MEXICO CITY (AP) — Mexico announced Monday that several top U.S. advisers on border and immigration issues will meet with Mexican officials on Tuesday to discuss migration and development in Central America.
The talks come as a surge of migrants has hit the U.S. southern border. The trip to Mexico will include Roberta Jacobson, the White House’s lead adviser on the border, and Juan González, the National Security Council’s senior director for the Western Hemisphere.
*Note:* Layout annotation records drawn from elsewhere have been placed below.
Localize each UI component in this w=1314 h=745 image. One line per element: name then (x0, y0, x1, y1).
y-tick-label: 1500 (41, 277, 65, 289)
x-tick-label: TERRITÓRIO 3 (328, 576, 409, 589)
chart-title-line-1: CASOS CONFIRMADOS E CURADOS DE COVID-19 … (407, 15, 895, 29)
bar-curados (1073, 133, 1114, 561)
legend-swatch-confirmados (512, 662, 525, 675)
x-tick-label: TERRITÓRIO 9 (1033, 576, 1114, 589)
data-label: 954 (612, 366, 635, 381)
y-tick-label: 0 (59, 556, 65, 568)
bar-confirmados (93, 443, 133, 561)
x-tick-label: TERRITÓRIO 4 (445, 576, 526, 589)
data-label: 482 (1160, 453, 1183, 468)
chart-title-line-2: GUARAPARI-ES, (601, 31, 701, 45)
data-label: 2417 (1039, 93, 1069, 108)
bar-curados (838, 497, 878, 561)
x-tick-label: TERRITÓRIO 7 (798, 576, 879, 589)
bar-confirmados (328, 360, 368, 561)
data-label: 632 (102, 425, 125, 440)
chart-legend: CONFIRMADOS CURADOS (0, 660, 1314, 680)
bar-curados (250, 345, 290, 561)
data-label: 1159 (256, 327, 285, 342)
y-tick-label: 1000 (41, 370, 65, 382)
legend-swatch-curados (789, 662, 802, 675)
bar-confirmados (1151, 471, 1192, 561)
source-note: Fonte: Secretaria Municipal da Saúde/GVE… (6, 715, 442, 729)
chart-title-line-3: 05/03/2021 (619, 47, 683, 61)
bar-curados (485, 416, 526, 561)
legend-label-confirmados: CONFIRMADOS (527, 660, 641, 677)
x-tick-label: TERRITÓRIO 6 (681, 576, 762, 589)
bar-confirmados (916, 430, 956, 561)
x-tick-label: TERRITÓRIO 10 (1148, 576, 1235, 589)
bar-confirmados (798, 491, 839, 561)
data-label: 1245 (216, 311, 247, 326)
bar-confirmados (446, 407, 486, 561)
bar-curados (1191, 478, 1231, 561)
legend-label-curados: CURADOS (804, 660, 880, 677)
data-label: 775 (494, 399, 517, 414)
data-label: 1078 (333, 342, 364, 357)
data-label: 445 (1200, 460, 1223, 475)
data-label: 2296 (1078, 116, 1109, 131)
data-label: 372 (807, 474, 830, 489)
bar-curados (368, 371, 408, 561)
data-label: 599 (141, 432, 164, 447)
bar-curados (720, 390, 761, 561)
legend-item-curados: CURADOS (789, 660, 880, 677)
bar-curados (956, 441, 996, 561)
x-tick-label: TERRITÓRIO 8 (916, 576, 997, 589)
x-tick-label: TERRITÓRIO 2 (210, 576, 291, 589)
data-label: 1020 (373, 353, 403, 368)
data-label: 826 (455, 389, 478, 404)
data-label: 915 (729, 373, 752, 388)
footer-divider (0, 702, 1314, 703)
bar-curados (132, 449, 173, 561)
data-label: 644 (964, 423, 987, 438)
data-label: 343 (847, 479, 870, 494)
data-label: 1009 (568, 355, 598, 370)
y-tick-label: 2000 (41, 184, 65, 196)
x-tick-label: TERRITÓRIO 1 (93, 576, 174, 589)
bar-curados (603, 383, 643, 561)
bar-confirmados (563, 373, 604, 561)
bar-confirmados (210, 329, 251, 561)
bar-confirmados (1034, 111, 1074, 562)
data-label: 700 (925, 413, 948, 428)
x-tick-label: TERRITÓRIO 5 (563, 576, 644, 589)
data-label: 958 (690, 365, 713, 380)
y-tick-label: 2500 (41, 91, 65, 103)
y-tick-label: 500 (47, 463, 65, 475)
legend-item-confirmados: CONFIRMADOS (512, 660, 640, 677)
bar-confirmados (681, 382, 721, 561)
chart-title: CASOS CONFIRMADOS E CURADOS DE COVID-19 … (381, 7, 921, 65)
The White House said Jacobson, a former U.S. Ambassador to Mexico, will go there Monday “to engage with Mexican government officials to develop an effective and humane plan of action to manage migration.”
Roberto Velasco, Mexico’s director for North American affairs, said the talks will focus on the two countries “joint efforts for secure, safe and regulated migration,” and plans to provide economic development in southern Mexico and Central America so people won’t come under pressure to migrate.
The White House said Gonzalez will then go on to Guatemala, to “meet with Guatemalan government officials, as well as representatives from civil society and non-government organizations to address root causes of migration in the region and build a more hopeful future in the region.”
Also among the U.S. officials is Ricardo Zúñiga, who was named Monday as Special Envoy for the Northern Triangle, which includes El Salvador, Guatemala, and Honduras — three of the countries sending the most migrants to the United States.